SEQUENCE

SEQUENCE is an extraction transformation option that can be described as a completion feature of the matched value rather than a normalization. It adds elements surrounding the original matched data to the final extracted value.

Its action is based on the concept of "sequence", one of the classes of operators available in the Rules language. Used in extraction rules, sequences define conditions that imply stricter constraints compared to basic extraction rules. The SEQUENCE option returns all the elements included in a rule's sequence along with the value matched by an attribute enclosed in the extraction syntax.

The syntax of the SEQUENCE option is the following:

SCOPE scopeOption
{
    IDENTIFY(templateName)
    {
        attribute1
        sequenceOperator
        @field[attribute2]|[SEQUENCE]
    }
}

sequenceOperator refers to one of the positional or logical sequence operators available. The operators and the attributes, other than the one enclosed in the extraction syntax, can be positioned before or after the extraction syntax and as many operators and attributes may be used as needed. By definition, the SEQUENCE option must be used in a rule containing at least one sequence.

Basic extraction rules are commonly made up of an attribute (or combination of attributes).

In some cases, a condition implies that other elements must be taken into account in addition to the attribute specified within the extraction syntax. A rule may in fact contain one or more constraining attributes, as well as the attribute enclosed in the extraction syntax, all of which are combined using one of the available positional or logical operators, for example:

SCOPE SENTENCE
{
    IDENTIFY(TEST)
    {
        KEYWORD("flu", "flulike", "flu-like")
        >>
        @field_1[LEMMA("epidemic")]
    }
}

The purpose of this rule is to extract only the lemma epidemic, in singular or plural form, if it appears in a text strictly preceded (double greater than sign, >>) by one of the keywords flu, flulike or flu-like.
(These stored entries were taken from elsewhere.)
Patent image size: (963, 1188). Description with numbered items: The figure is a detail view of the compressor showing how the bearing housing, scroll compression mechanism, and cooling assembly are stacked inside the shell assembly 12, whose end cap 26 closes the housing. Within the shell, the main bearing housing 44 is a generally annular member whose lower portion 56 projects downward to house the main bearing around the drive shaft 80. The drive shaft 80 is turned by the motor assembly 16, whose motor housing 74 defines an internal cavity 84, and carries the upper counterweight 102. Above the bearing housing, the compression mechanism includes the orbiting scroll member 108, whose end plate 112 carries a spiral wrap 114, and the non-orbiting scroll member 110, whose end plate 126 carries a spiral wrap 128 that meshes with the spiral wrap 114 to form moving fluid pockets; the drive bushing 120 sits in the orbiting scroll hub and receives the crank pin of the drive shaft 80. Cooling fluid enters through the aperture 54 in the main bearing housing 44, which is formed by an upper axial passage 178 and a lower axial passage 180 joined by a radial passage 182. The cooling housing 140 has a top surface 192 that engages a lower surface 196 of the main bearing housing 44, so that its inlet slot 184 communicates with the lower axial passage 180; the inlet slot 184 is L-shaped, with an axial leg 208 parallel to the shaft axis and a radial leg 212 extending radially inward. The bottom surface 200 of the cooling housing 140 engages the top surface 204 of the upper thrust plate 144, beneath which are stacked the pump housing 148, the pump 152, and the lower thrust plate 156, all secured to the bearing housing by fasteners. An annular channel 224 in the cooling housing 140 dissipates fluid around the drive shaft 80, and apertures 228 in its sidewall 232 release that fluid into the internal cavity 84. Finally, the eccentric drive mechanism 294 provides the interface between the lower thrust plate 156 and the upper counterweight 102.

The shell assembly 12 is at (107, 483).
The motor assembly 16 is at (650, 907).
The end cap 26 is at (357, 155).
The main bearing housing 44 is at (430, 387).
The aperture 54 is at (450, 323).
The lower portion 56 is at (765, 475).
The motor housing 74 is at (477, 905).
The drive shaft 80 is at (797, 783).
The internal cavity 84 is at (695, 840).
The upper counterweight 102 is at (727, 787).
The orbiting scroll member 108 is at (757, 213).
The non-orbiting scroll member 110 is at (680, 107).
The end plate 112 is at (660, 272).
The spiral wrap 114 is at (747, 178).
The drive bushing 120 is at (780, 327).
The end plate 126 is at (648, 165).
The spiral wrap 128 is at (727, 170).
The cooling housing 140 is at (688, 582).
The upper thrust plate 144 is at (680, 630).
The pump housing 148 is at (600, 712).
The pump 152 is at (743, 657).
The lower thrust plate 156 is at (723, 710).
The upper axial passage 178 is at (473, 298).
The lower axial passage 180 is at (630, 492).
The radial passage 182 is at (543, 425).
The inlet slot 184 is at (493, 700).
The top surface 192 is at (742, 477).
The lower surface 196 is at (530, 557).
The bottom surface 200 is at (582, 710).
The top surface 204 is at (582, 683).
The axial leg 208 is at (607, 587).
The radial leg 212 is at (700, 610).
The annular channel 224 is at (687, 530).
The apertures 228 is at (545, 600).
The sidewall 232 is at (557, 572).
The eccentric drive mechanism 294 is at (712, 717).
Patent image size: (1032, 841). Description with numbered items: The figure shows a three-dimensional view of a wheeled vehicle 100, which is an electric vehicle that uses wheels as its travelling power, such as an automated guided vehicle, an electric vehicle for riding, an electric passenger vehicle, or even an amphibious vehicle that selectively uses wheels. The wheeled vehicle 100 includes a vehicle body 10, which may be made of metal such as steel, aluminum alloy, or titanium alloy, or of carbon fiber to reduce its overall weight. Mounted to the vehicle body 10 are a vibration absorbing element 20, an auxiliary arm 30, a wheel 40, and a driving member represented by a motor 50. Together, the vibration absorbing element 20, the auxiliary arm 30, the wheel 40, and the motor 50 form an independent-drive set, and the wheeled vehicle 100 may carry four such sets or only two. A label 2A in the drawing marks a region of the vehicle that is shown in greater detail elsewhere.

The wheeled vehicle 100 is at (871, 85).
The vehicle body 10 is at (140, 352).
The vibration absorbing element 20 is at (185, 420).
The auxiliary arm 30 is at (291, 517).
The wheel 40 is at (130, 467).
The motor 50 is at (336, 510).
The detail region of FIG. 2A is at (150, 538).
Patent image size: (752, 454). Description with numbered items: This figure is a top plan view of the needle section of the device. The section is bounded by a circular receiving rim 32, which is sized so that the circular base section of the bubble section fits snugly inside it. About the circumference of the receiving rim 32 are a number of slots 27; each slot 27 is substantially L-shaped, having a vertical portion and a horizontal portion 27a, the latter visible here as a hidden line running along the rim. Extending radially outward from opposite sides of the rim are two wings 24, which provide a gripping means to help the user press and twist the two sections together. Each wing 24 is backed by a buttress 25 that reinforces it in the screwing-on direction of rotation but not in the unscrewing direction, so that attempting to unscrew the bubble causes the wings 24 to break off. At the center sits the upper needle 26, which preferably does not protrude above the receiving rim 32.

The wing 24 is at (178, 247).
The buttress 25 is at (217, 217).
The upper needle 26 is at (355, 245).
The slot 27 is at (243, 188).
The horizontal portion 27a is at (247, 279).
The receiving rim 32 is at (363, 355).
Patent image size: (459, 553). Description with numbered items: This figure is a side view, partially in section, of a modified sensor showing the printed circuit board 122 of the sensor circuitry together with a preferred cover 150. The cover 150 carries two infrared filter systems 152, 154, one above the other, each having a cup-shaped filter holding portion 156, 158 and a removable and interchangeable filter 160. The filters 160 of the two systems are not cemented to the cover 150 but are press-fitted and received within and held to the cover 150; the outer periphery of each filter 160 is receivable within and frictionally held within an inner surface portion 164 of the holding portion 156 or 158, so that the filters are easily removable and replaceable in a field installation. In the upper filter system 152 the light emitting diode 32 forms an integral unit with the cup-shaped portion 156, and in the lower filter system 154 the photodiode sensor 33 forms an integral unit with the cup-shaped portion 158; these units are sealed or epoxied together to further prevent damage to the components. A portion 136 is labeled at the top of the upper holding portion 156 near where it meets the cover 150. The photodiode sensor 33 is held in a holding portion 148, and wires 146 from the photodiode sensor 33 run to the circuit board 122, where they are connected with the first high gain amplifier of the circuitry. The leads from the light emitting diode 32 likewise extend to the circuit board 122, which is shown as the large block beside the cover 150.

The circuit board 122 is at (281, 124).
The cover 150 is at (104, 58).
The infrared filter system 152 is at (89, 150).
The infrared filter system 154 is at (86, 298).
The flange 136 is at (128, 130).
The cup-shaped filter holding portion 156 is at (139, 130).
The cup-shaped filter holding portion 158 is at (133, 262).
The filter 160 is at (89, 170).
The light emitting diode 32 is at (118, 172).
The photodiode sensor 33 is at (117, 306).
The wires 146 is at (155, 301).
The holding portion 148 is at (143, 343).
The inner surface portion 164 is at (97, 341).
The SEQUENCE option must be used when it is required for a sequence rule to extract not only the attribute enclosed in the extraction syntax but also any other element included in the sequence.

Consider the same rule above with the addition of the SEQUENCE transformation:

SCOPE SENTENCE
{
    IDENTIFY(TEST)
    {
        KEYWORD("flu", "flulike", "flu-like")
        >>
        @field_1[LEMMA("epidemic")]|[SEQUENCE]
    }
}

Now, if the condition is verified, the SEQUENCE transformation option will ensure that the extraction value will be expanded to include all elements pertaining to the sequence specified in the rule.

Consider the extraction output if the rule above is run against the following sample text:

Flu Widespread, Leading a Range of Winter's Ills
By DONALD G. McNEIL Jr. and KATHARINE Q. SEELYE
Published: January 9, 2013
It is not your imagination - more people you know are sick this winter, even people who have had flu shots.
The country is in the grip of three emerging flu or flulike epidemics: an early start to the annual flu season with an unusually aggressive virus, a surge in a new type of norovirus, and the worst whooping cough outbreak in 60 years. And these are all developing amid the normal winter highs for the many viruses that cause symptoms on the "colds and flu" spectrum.
Influenza is widespread, and causing local crises. On Wednesday, Boston's mayor declared a public health emergency as cases flooded hospital emergency rooms.

The text contains only one combination of values matching the sample rule - flulike epidemics - and the SEQUENCE operator causes the extraction of the entire sequence, and not just of the token (lemma epidemic) matched by the field-prefixed operand.